To produce forged annular pieces, such as sleeves, for example to build nuclear power plant vessels or petrochemical reactors, it is known to use ingots that are solid, which must then be subject to a forging operation including the piercing of an axial hole, or direct casting of ingots comprising a central bore that can be transformed directly in the form of a sleeve.
These two types of ingots in particular differ in terms of the casting conditions, which result in particular in hydrogen contents kept in the molten state and that can have an impact both on the properties of the obtained pieces and the manufacturing conditions.
The solid ingots can be vacuum cast, which allows them to be made from steel that has been degassed during the vacuum casting, to obtain hydrogen content levels guaranteed to be less than 1 ppm.
However, the ingots comprising a central bore are bottom cast in the air. These ingots are cast using metal or molten steel that has been degassed during ladle metallurgy operations, and which in general have a guaranteed hydrogen content below 1.5 ppm.

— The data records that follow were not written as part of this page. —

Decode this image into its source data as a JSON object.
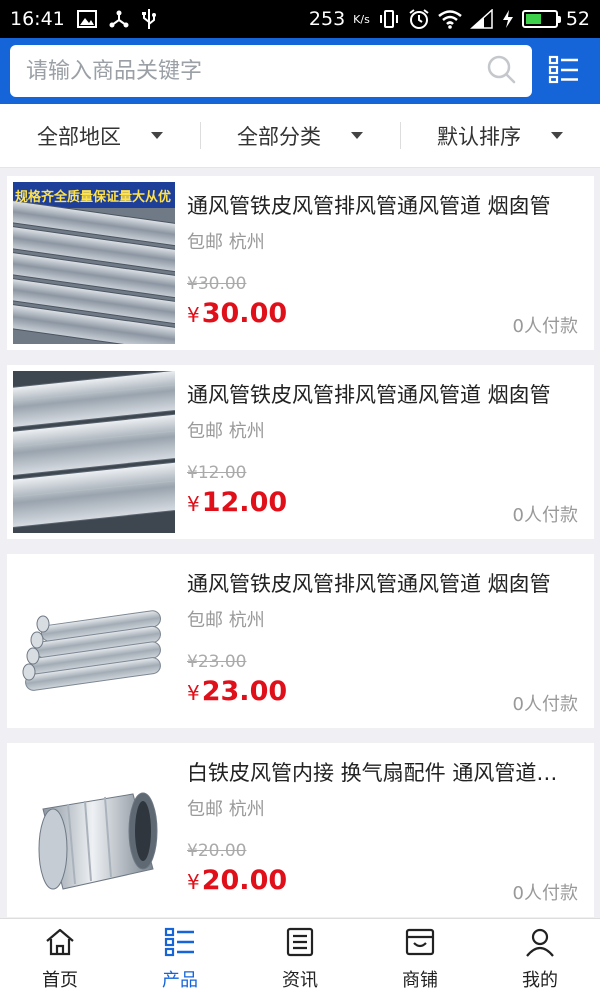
{
  "status_bar": {
    "time": "16:41",
    "net_speed": "253",
    "net_unit": "K/s",
    "battery": "52",
    "battery_level": 0.52
  },
  "search": {
    "placeholder": "请输入商品关键字"
  },
  "filters": [
    {
      "label": "全部地区"
    },
    {
      "label": "全部分类"
    },
    {
      "label": "默认排序"
    }
  ],
  "products": [
    {
      "title": "通风管铁皮风管排风管通风管道 烟囱管",
      "shipping": "包邮 杭州",
      "old_price": "¥30.00",
      "currency": "¥",
      "price": "30.00",
      "sold": "0人付款",
      "banner": "规格齐全质量保证量大从优"
    },
    {
      "title": "通风管铁皮风管排风管通风管道 烟囱管",
      "shipping": "包邮 杭州",
      "old_price": "¥12.00",
      "currency": "¥",
      "price": "12.00",
      "sold": "0人付款"
    },
    {
      "title": "通风管铁皮风管排风管通风管道 烟囱管",
      "shipping": "包邮 杭州",
      "old_price": "¥23.00",
      "currency": "¥",
      "price": "23.00",
      "sold": "0人付款"
    },
    {
      "title": "白铁皮风管内接 换气扇配件 通风管道连接件",
      "shipping": "包邮 杭州",
      "old_price": "¥20.00",
      "currency": "¥",
      "price": "20.00",
      "sold": "0人付款"
    }
  ],
  "tabs": [
    {
      "label": "首页",
      "icon": "home-icon"
    },
    {
      "label": "产品",
      "icon": "list-icon",
      "active": true
    },
    {
      "label": "资讯",
      "icon": "news-icon"
    },
    {
      "label": "商铺",
      "icon": "store-icon"
    },
    {
      "label": "我的",
      "icon": "user-icon"
    }
  ],
  "colors": {
    "brand": "#1565d8",
    "price": "#e0101a"
  }
}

However, during bottom casting, through the passage through the air and the contact with the refractories that constitute the source, the steel regains a hydrogen quantity in the vicinity of 0.3 ppm, and it is therefore difficult to obtain ingots for which it is possible to guarantee, when the steel is in the molten state in the ingot mold, a hydrogen content below 1.8 ppm.
However, for certain applications, and in particular for applications in the field of the construction of nuclear reactors, it is necessary to obtain parts whereof the hydrogen content on the finished pieces is less than 0.8 ppm. Such content levels can be obtained with vacuum cast solid ingots in particular when the pressure in the vacuum cast enclosure is in the vicinity of 0.1 Torr. However, with bottom cast ingots, and in particular ingots comprising a longitudinal bore, this guarantee can only be obtained by subjecting the pieces during forging to a series of long and costly thermal treatments intended in particular to diffuse the oxygen. It therefore results from these differences that although ingots having a longitudinal bore can be forged with a simplified forging process relative to solid ingots, they on the other hand require very long and very expensive degassing treatments that make the process more complicated.
However, although the solid ingots have a low hydrogen content level and therefore do not require degassing treatments, they require a more complicated forging process. In fact, this process must include at least one step intended to produce a central hole that requires several forging and heating operations in furnaces.